В магазине было особенно тяжело. Продавщица его не видела. В её глазах был грязный кишлак и обозленность на родных, которым она высылала деньги и ещё какая-та азиатская морда, видимо, любовник. Любовник был нищий, жадный и не хотел тратиться на съём отдельной квартиры. И квартиру, и продавщицу он хотел иметь только напополам с братом. Каждый человек ничего не видел, кроме того, что видел у них в глазах Малышев. Продукты покупатели брали чисто машинально, правда, кое-кто иногда замечал товары на полках, но Малышев быстро сообразил, что это вызвано чувством голода. Полюбовавшись на очередной кишлак и очередного любовника в глазах кассирши, Малышев поплелся домой. Войдя в ванную, он снова посмотрел на зеркало, пытаясь вычитать, когда он перестанет быть экстрасенсом и услышал прежний голос - дурак, все-равно не скажу.
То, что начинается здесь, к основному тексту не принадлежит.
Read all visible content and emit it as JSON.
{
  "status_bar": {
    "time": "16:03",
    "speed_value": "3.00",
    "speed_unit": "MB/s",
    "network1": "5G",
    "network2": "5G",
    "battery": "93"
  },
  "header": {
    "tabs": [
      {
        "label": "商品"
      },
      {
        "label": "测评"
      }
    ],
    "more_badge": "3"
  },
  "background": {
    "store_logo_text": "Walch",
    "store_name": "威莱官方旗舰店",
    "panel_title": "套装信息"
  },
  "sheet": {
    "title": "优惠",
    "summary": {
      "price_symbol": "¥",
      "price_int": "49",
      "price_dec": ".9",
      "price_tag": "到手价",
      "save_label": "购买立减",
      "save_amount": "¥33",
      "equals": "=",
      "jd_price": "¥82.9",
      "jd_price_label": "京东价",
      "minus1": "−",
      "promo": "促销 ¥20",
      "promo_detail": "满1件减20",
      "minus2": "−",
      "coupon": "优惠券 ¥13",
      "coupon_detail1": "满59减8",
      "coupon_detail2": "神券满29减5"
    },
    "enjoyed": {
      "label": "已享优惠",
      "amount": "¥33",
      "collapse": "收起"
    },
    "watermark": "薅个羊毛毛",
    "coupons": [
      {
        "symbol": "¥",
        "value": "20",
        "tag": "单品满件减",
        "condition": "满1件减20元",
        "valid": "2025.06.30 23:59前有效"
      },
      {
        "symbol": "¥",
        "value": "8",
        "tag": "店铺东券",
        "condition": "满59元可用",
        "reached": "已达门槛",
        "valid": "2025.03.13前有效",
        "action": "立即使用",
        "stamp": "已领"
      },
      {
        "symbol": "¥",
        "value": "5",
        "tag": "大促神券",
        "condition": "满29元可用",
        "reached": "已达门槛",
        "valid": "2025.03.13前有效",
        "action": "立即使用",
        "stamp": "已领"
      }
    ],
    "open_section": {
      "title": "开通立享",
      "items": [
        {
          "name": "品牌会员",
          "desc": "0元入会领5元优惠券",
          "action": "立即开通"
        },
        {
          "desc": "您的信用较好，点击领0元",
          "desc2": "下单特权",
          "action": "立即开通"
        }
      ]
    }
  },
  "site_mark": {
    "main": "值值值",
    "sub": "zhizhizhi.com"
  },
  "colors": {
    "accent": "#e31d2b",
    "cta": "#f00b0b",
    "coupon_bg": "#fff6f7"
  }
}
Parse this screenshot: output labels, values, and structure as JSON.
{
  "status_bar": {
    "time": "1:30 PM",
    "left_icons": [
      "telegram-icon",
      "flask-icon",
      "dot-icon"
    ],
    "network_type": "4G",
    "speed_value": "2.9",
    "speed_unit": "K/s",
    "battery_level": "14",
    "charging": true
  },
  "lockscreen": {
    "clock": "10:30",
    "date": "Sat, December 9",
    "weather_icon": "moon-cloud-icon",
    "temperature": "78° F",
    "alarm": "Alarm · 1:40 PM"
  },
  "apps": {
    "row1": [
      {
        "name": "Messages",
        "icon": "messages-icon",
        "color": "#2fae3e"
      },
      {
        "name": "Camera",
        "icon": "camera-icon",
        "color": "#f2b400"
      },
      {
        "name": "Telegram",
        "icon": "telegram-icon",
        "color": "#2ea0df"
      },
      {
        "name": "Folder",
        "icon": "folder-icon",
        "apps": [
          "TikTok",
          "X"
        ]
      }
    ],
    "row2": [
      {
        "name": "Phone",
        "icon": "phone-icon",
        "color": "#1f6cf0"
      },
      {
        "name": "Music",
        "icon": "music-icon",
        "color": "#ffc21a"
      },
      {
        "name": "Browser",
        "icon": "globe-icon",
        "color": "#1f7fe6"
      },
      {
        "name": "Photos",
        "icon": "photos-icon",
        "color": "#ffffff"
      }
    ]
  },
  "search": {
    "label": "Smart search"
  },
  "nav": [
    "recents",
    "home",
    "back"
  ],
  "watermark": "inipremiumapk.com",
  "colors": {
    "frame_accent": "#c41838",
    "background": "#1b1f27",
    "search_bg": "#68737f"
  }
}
Тоскующий Малышев включил телевизор. В телевизоре возникло лицо Макаревича, он раскланивался аплодирующей публике и не замечал её. Потом оркестрик заиграл и Макаревич бодро запел: "Не надо прогибаться под изменчивый мир, однажды мир прогнется под нас..." В глазах у Макаревича Малышев увидел отличные интерьеры квартиры, пляжи, плавание с аквалангом, кредитку Мастер кард, выяснение отношений с продюссером, молоденьких, грудастых девиц и массу полезных связей. В какой-то момент Малышев увидел Медведева, ео протянутую руку и физически ощутил, как подобострастно и инстинктивно согнулась шея Макаревича. Малышев выключил телевизор, вспомнил, что завтра ему идти на работу и смотреть в глаза сослуживцам и начальству. От ужаса Малышеву захотелось взять больничный, но тот же внутренний голос сказал - и не пытайся, ты слишком здоров. - Да, здоров, - невольно ответил Малышев и понял, что начал заговариваться.